Dental pulp stem cells (DPSCs) are a class of cells with the potential of self-replication and multi-directional differentiation, which are widely considered to have great application value. It was to investigate miR-586 in DPSCs differentiated into odontoblast-like cells. In this article, human dental pulp stem cells (hDPSCs) were used as samples, and hDPSCs were co-cultured with endothelial progenitor cells (EPCs). Furthermore, a lentiviral expression vector for the miR-586 inhibitor was established. The effect of miR-586 inhibitor expression vector on the activity of hDPSCs was detected by Cell Counting Kit-8 (CCK-8). The differentiation of hDPSCs was tested by mineralized nodule staining.

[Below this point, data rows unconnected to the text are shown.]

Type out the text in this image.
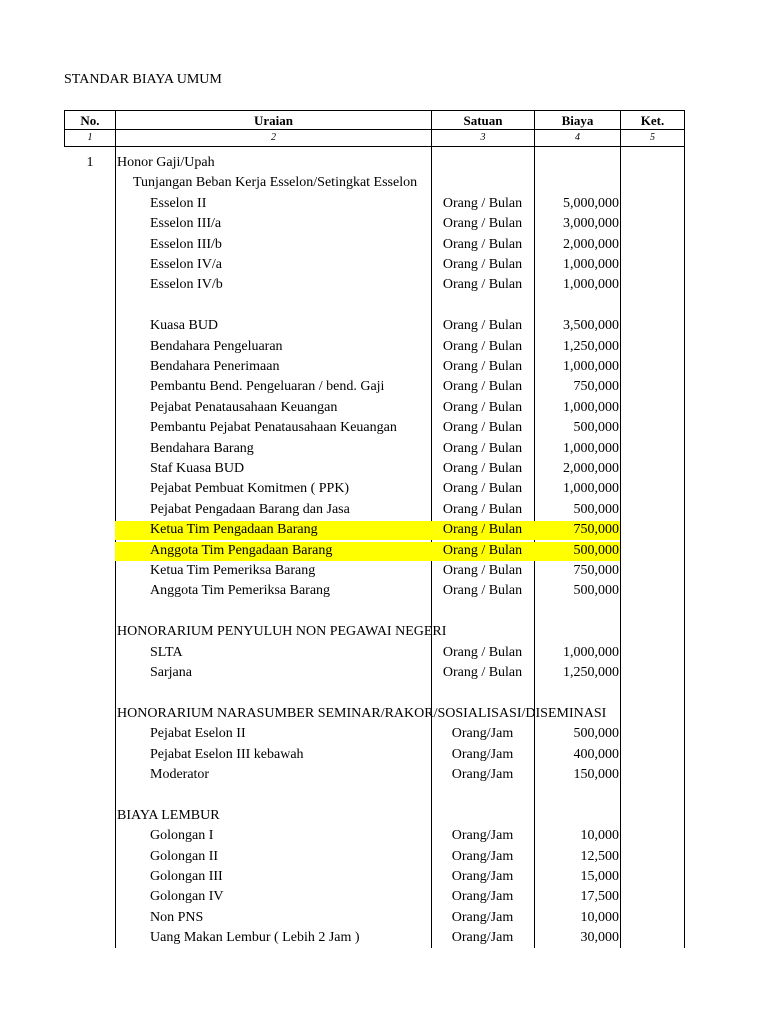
STANDAR BIAYA UMUM
No.	Uraian	Satuan	Biaya	Ket.
1	2	3	4	5
1	Honor Gaji/Upah
Tunjangan Beban Kerja Esselon/Setingkat Esselon
Esselon II	Orang / Bulan	5,000,000
Esselon III/a	Orang / Bulan	3,000,000
Esselon III/b	Orang / Bulan	2,000,000
Esselon IV/a	Orang / Bulan	1,000,000
Esselon IV/b	Orang / Bulan	1,000,000
Kuasa BUD	Orang / Bulan	3,500,000
Bendahara Pengeluaran	Orang / Bulan	1,250,000
Bendahara Penerimaan	Orang / Bulan	1,000,000
Pembantu Bend. Pengeluaran / bend. Gaji	Orang / Bulan	750,000
Pejabat Penatausahaan Keuangan	Orang / Bulan	1,000,000
Pembantu Pejabat Penatausahaan Keuangan	Orang / Bulan	500,000
Bendahara Barang	Orang / Bulan	1,000,000
Staf Kuasa BUD	Orang / Bulan	2,000,000
Pejabat Pembuat Komitmen ( PPK)	Orang / Bulan	1,000,000
Pejabat Pengadaan Barang dan Jasa	Orang / Bulan	500,000
Ketua Tim Pengadaan Barang	Orang / Bulan	750,000
Anggota Tim Pengadaan Barang	Orang / Bulan	500,000
Ketua Tim Pemeriksa Barang	Orang / Bulan	750,000
Anggota Tim Pemeriksa Barang	Orang / Bulan	500,000
HONORARIUM PENYULUH NON PEGAWAI NEGERI
SLTA	Orang / Bulan	1,000,000
Sarjana	Orang / Bulan	1,250,000
HONORARIUM NARASUMBER SEMINAR/RAKOR/SOSIALISASI/DISEMINASI
Pejabat Eselon II	Orang/Jam	500,000
Pejabat Eselon III kebawah	Orang/Jam	400,000
Moderator	Orang/Jam	150,000
BIAYA LEMBUR
Golongan I	Orang/Jam	10,000
Golongan II	Orang/Jam	12,500
Golongan III	Orang/Jam	15,000
Golongan IV	Orang/Jam	17,500
Non PNS	Orang/Jam	10,000
Uang Makan Lembur ( Lebih 2 Jam )	Orang/Jam	30,000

The expression of miR-586 and a gene related to dental cell differentiation in the pulp was subjected to detection by real-time quantitative PCR (qRT-PCR). As against the normal hDPSCs and the empty vector, the miR-586 lentivirus expression inhibition vector could visibly raise the expression of dentin sialophosphoprotein (DSPP) in hDPSCs; and the cell proliferation activity was visibly enhanced; In addition, the mRNA expressions of dentin-matrix acidic phosphoprotein 1 (DMP-1) and alkaline phosphatase (ALP) were visibly raised in the miR-586 lentivirus expression inhibition vector (all P < 0.05). Additionally, ALP activity was significantly enhanced (P < 0.05). The number of mineralized nodules was significantly increased (P < 0.05). MiR-586 plays a key regulatory function in DPSCs differentiated into odontoblast-like cells and is associated with specific molecular mechanisms.